Living Room [153]

Living Room [153]
by kimberly e. ruth
The door opened then closed, slowly, the lock carefully turned and put back into its place. Where have you been, she asked. She was on the couch, her head still as a tack. The hospital, he whispered. There was an accident, baby. You smell like lavender, she said. It was a woman. Ran herself into a tree. The rain, he continued. She turned to look at him. Water was dripping down his legs. A puddle at his feet. She stood up to get a rag. She didn’t even know his name, he was saying, and she nodded, placing her hands on his rounded belly.

0 thoughts on “Living Room [153]

  1. hmm. ok. here’s what i get. i read this piece as flash fiction being in block and all rather than poetry–not that it matters. Cool use of personification starting out–‘door opened then closed’…’the lock carefully turned…’. In third line we’re introduced to the person who came thru the door–the man, a doctor i presume and husband of woman on the couch whose head was as still as a tack (good simile). The doctor husband was on-call, went to hospital to take care of woman who was driving and ran into a tree because of the rain. It’s still raining outside cause the doctor/husband is dripping wet (rain really sets a somber mood especially in night). Now here’s where it gets tricky: “She didn’t even know his name, he was saying, and she nodded, placing her hands on his rounded belly.” At first i misread the last part as ‘placing her hands on HER rounded belly’–but it was HIS rounded belly. hmm. So at first i thought the ‘tack headed lady/wife’ was pregnant with ’rounded belly’. Still, ’rounded belly’ reference leads me to believe that the woman who was in the accident WAS pregnant and when she was asked who the father was for emergency contact ‘she didn’t even know his name’. So there is a compare and contrast going on here between the doctor and his wife/girlfriend and between the accident woman and the unknown father. In line 3, the doctor/husband replies to the wife/girlfriend: “There was an accident, baby.” –not ‘babey’ as is sometimes spelled with lovers. hmm. a foreshadowing hint thru minor spelling choice? Perhaps. So, i really think the woman in the accident lost her baby–why? ‘A puddle at his feet.’–the doctor and the accident woman are one and the same thru metaphoric implication. That’s what i think. The part where the wife/girlfriend says ‘you smell like lavender’ (another simile)is just a little teaser to make reader believe for a second that the doctor has just come back from an illicit latenight affair (also set-up by the wife/girlfriend being on the couch waiting for him with ‘a head as still as a tack’. What do you guys think?
    Excellently conceived madam–my cowboy hat goes off to you!
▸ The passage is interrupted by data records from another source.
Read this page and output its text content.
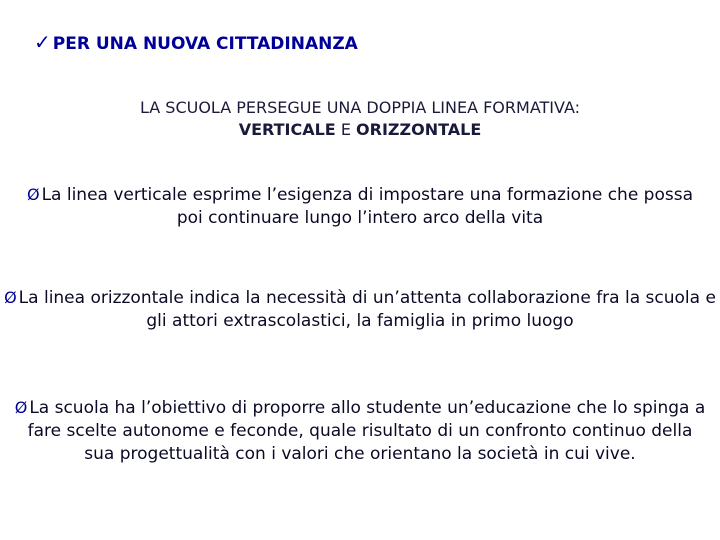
✓ PER UNA NUOVA CITTADINANZA
LA SCUOLA PERSEGUE UNA DOPPIA LINEA FORMATIVA:
VERTICALE E ORIZZONTALE
Ø La linea verticale esprime l’esigenza di impostare una formazione che possa poi continuare lungo l’intero arco della vita
Ø La linea orizzontale indica la necessità di un’attenta collaborazione fra la scuola e gli attori extrascolastici, la famiglia in primo luogo
Ø La scuola ha l’obiettivo di proporre allo studente un’educazione che lo spinga a fare scelte autonome e feconde, quale risultato di un confronto continuo della sua progettualità con i valori che orientano la società in cui vive.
  2. You could say there’s two ways to approach what we do with words. One is to impose limitations on what can be considered ‘quality’ writing, favoring the author’s semantic intent in an aesthetically complete ‘work’. This appears to be Joe’s favored style of writing. The other is to experiment with different effects, leaving a ‘text’ open-ended, throwing the ball into the court of the reader. Short fiction like this focuses on a brief moment that leaves a reader guessing as to its broader context, and it calls for an active reading full of creative imagination. The author may have an intent, but it leaves room for a reader to be an active participant in its reception. Which is my favored style of writing. I think the world is big enough to allow both approaches.